L’Internal Displacement Monitoring Centre (Centro di monitoraggio per gli sfollamenti interni) afferma che all’interno del paese vi siano circa 2,5 milioni di sfollati per vari motivi, tra cui quelli sopra descritti. Tuttavia, in questo caso i disastri naturali e il cambiamento climatico sono considerati tra i principali stimoli a migrare. Anche altre improvvise e gravi circostanze, come la pandemia di COVID-19, hanno provocato sfollamenti forzati in India, dove il famoso caso dei lavoratori migranti sfollati e bloccati in massa attirò a suo tempo l’attenzione del mondo intero.

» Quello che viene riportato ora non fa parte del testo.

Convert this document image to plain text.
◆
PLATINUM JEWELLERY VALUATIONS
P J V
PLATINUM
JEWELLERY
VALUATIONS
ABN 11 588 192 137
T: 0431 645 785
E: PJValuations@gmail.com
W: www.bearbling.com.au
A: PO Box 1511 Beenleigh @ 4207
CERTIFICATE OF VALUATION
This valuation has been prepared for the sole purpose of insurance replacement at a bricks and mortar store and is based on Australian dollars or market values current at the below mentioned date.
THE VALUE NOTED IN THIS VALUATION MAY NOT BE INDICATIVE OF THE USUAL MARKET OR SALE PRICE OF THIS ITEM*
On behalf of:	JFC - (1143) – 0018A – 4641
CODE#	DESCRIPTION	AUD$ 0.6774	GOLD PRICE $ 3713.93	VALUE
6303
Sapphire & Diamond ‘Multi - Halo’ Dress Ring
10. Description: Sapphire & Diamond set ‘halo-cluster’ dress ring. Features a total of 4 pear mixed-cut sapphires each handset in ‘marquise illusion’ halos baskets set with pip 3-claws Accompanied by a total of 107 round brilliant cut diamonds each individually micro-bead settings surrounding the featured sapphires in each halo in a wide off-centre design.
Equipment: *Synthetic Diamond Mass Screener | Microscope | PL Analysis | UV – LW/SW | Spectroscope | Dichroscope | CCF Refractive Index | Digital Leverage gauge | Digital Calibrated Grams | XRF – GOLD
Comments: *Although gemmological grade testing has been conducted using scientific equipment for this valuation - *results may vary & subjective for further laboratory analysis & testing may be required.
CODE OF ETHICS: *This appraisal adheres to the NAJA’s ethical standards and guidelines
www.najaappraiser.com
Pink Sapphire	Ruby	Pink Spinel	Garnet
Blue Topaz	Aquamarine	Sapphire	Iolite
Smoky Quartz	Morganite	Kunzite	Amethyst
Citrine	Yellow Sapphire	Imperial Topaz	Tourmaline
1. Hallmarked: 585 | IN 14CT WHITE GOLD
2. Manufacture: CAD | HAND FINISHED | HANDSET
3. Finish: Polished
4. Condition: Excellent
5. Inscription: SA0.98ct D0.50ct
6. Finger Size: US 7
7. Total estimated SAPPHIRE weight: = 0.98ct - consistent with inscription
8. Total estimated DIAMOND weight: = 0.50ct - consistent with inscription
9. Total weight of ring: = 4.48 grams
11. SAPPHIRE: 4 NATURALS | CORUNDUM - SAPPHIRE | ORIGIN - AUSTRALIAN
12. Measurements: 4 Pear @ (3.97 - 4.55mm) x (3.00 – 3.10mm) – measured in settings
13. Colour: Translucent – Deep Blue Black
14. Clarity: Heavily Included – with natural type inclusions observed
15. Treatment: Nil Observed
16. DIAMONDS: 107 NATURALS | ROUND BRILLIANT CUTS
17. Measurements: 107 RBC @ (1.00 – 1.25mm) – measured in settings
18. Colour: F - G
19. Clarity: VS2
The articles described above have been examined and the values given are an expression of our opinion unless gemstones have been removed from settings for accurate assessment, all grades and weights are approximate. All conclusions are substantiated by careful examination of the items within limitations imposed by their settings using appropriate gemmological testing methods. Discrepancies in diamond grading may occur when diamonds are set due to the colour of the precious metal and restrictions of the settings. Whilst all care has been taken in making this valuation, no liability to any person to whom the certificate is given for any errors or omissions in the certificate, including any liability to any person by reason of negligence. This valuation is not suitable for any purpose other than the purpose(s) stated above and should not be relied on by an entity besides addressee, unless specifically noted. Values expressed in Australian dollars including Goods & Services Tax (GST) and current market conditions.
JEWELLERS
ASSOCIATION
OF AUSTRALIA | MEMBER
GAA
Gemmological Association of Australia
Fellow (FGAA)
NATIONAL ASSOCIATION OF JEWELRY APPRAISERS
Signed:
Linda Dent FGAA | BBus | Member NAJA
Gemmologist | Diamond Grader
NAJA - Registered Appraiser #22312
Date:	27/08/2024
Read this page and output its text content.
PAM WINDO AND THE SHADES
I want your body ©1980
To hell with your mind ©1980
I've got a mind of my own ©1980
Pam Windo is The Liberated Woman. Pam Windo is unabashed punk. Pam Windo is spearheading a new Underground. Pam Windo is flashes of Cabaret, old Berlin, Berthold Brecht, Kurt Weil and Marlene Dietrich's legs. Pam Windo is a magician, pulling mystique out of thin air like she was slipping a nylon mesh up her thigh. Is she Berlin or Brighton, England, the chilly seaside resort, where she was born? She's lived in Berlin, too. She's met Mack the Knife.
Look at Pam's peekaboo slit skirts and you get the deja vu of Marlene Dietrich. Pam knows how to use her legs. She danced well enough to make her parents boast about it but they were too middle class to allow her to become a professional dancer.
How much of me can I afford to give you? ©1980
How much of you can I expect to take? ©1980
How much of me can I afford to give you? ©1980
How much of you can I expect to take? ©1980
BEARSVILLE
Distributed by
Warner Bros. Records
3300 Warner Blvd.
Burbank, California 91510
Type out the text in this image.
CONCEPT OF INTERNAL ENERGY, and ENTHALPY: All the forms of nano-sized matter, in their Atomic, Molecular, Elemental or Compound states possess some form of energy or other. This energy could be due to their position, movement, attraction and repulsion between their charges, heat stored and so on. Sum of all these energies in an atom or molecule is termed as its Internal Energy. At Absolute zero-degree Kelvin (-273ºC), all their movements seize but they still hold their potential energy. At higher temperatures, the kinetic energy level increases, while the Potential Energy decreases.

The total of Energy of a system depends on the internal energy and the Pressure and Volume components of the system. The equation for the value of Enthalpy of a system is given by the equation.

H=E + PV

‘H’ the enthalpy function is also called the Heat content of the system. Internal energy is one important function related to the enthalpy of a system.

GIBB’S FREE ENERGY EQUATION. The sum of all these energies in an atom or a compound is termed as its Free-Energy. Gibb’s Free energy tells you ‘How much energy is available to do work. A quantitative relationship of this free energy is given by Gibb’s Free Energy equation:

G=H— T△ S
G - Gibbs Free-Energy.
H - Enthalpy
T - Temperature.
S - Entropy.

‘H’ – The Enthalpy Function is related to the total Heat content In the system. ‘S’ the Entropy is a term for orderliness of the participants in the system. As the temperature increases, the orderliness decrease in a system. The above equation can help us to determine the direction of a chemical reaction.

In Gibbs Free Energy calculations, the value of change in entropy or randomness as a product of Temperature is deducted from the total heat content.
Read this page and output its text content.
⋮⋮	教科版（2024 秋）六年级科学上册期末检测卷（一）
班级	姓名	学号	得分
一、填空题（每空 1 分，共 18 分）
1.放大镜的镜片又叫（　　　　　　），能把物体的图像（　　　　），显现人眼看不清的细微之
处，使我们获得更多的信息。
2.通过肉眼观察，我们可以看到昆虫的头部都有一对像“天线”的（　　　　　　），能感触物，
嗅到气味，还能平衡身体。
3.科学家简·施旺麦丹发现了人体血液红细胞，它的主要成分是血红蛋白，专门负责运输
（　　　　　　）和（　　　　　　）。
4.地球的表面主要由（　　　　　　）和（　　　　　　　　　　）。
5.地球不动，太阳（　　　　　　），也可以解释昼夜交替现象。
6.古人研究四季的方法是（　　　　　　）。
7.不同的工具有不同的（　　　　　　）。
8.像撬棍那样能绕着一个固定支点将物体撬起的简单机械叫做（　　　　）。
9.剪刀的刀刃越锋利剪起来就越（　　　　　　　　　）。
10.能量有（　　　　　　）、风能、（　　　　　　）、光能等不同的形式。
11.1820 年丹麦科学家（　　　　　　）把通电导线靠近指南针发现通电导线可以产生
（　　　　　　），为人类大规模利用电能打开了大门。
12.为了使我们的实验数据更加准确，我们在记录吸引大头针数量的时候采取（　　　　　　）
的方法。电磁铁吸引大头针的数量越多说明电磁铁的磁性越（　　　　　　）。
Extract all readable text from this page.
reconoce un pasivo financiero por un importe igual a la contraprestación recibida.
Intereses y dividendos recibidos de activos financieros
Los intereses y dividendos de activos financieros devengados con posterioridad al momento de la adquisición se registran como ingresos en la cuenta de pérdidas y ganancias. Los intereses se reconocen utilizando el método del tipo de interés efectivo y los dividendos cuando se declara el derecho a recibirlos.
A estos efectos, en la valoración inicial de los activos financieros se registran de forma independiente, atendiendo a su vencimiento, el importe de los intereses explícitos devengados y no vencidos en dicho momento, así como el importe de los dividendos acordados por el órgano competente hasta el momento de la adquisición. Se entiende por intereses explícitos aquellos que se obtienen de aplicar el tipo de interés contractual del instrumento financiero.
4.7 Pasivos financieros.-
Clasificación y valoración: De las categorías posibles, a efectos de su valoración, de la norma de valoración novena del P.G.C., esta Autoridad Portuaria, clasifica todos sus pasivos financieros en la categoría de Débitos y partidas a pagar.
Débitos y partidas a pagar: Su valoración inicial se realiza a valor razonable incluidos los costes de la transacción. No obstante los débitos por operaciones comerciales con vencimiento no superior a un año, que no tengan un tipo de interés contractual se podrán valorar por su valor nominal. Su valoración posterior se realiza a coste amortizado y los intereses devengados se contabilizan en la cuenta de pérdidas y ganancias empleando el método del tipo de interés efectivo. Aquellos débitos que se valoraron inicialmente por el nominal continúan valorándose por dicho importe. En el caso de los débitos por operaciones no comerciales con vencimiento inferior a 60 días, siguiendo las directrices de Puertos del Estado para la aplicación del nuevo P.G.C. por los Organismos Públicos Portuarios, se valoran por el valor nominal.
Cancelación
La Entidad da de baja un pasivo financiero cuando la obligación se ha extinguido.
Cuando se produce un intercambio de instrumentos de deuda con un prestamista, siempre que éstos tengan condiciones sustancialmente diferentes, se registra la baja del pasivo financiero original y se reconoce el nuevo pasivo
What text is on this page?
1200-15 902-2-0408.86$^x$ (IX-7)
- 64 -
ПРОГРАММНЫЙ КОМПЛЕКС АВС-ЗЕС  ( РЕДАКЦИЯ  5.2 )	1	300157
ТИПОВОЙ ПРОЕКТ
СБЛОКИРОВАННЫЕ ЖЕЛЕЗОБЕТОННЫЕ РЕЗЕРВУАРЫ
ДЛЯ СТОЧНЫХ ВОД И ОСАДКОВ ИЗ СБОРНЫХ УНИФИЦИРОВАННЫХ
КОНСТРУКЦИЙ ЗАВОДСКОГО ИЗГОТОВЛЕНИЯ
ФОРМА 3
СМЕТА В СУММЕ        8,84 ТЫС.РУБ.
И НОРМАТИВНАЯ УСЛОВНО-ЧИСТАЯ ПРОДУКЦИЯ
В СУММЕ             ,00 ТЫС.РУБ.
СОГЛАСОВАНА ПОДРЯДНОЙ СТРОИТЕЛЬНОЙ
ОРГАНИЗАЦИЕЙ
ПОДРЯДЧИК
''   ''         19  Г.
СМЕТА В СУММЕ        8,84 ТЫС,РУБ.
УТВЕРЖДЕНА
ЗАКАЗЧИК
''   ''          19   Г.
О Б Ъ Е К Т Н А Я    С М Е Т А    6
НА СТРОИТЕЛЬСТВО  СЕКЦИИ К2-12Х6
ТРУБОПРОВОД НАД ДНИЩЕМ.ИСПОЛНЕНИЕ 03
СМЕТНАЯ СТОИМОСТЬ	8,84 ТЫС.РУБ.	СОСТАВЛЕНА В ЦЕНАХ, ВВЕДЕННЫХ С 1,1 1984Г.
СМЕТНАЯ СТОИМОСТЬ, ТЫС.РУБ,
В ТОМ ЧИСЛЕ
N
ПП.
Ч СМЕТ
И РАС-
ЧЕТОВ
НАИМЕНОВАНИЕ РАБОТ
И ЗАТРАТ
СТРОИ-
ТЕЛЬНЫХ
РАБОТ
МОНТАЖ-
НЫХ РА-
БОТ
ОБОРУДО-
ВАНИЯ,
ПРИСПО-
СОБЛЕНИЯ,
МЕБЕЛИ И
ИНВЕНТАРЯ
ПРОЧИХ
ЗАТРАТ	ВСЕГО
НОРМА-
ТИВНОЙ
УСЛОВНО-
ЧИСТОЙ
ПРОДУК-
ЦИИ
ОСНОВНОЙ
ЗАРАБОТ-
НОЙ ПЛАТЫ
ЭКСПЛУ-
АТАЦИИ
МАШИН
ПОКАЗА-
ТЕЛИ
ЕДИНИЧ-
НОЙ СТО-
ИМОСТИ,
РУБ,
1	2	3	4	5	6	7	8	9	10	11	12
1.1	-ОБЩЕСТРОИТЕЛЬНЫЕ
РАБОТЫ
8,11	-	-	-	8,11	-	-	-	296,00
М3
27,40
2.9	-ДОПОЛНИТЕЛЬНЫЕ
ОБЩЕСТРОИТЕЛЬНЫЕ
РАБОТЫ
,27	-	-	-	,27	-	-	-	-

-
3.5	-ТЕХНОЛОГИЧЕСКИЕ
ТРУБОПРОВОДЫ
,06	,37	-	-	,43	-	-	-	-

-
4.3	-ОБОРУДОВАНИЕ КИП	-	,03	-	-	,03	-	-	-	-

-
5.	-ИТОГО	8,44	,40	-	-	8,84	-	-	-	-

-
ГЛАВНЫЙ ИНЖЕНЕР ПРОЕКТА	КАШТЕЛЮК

Gli sfollati interni sono generalmente considerati degli “outsider problematici” e le comunità migranti restano marginalizzate all’interno del proprio paese. Una nazione democratica, multiculturale e multilinguistica come l’India ospita una popolazione molto diversificata. Pertanto, è evidente che i migranti si trovano ad affrontare molteplici sfide quando lasciano il loro stato d’origine per un altro, molto differente. Questi problemi possono derivare semplicemente da questioni di gerarchia socioeconomica oppure di gerarchia sociale, religiosa e culturale, a seconda di quale sia la comunità maggioritaria e minoritaria, il che incide sulle loro possibilità di procurarsi un lavoro migliore e stabile, strutture abitative e forme di sicurezza sociale.
La situazione richiede che l’India affronti la sfida posta dalle migrazioni interne derivanti dai cambiamenti climatici e la consideri una questione cruciale, che reclama un’attenzione urgente.
Prima dovrebbero essere identificate le cause di vulnerabilità e le insicurezze sociali ed economiche affrontate dai migranti marginalizzati. Poi dovrebbe essere avviata la formazione per l’uguaglianza di genere e la consapevolezza sociale, incoraggiando lo sviluppo delle capacità attraverso il coinvolgimento delle comunità e l’attuazione di politiche inclusive. Questi primi passi potrebbero facilitare e rafforzare la posizione del nostro paese sulla gestione della migrazione forzata interna dovuta al cambiamento climatico, garantendo al contempo una transizione graduale all’interno del paese stesso.